Franquearon una ruinosa cerca y treparon por un montecillo. Al llegar a la cima vieron la alberca. Las escopleadas paredes de la cantera ofrecían una pendiente abrupta, pero los chicos eran ágiles y no les costó mucho descender a gatas por ella. El agua de la honda charca del fondo era de tono verde oscuro y la poblaban ranas, sapos y alguna que otra serpiente de agua.

Micky observó con sorpresa que había allí otros tres chicos. Entornó los párpados para resistir el reflejo del sol sobre la superficie del estanque y miró los cuerpos desnudos. Los tres muchachos estudiaban cuarto de básica en el Windfield.

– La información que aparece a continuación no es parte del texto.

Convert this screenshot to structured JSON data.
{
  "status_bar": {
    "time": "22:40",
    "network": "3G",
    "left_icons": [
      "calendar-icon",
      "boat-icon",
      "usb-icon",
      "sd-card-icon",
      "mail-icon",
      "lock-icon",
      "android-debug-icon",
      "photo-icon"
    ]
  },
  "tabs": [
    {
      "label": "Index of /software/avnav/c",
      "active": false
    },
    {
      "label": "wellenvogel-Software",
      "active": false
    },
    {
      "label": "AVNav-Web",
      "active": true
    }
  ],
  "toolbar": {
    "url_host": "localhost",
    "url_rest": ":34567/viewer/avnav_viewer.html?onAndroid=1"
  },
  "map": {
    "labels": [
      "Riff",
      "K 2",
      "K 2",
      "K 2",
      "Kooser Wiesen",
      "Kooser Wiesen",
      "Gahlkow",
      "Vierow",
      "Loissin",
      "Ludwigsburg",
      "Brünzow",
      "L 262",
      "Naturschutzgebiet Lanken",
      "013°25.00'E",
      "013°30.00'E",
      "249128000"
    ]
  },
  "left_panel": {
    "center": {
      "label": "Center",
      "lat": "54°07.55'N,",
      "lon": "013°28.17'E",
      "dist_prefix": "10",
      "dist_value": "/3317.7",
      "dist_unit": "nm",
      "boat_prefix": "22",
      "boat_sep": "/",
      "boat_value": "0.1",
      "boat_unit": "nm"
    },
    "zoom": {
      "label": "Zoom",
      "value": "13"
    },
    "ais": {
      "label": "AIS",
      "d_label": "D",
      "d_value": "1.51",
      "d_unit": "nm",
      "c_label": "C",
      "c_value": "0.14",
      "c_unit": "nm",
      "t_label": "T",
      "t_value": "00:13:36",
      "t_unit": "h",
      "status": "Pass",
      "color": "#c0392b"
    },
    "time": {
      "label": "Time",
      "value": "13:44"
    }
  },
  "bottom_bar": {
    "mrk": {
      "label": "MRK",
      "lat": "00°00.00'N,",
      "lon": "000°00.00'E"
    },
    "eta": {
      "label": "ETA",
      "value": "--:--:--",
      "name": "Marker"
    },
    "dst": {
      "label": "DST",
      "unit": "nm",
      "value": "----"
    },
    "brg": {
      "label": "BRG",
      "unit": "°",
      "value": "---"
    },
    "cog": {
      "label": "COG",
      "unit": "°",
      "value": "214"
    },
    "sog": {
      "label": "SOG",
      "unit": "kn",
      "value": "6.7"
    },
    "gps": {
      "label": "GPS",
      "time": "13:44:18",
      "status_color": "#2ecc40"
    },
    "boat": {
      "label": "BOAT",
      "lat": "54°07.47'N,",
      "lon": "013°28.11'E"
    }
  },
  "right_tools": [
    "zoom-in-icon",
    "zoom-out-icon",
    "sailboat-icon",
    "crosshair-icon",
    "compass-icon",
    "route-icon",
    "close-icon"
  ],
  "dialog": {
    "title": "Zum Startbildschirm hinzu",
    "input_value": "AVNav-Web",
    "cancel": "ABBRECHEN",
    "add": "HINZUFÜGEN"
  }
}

La pelambrera de color zanahoria pertenecía a Antonio Silva, que no obstante tal tonalidad era compatriota de Micky. El padre de Tonio no poseía tanta extensión de terreno como el de Micky, pero los Silva vivían en la capital y contaban con amigos influyentes. Al igual que Micky, Tonio no podía ir a casa por vacaciones, pero era lo bastante afortunado como para tener amistades en la embajada de Córdoba en Londres, lo que le evitaba permanecer todo el verano en el colegio.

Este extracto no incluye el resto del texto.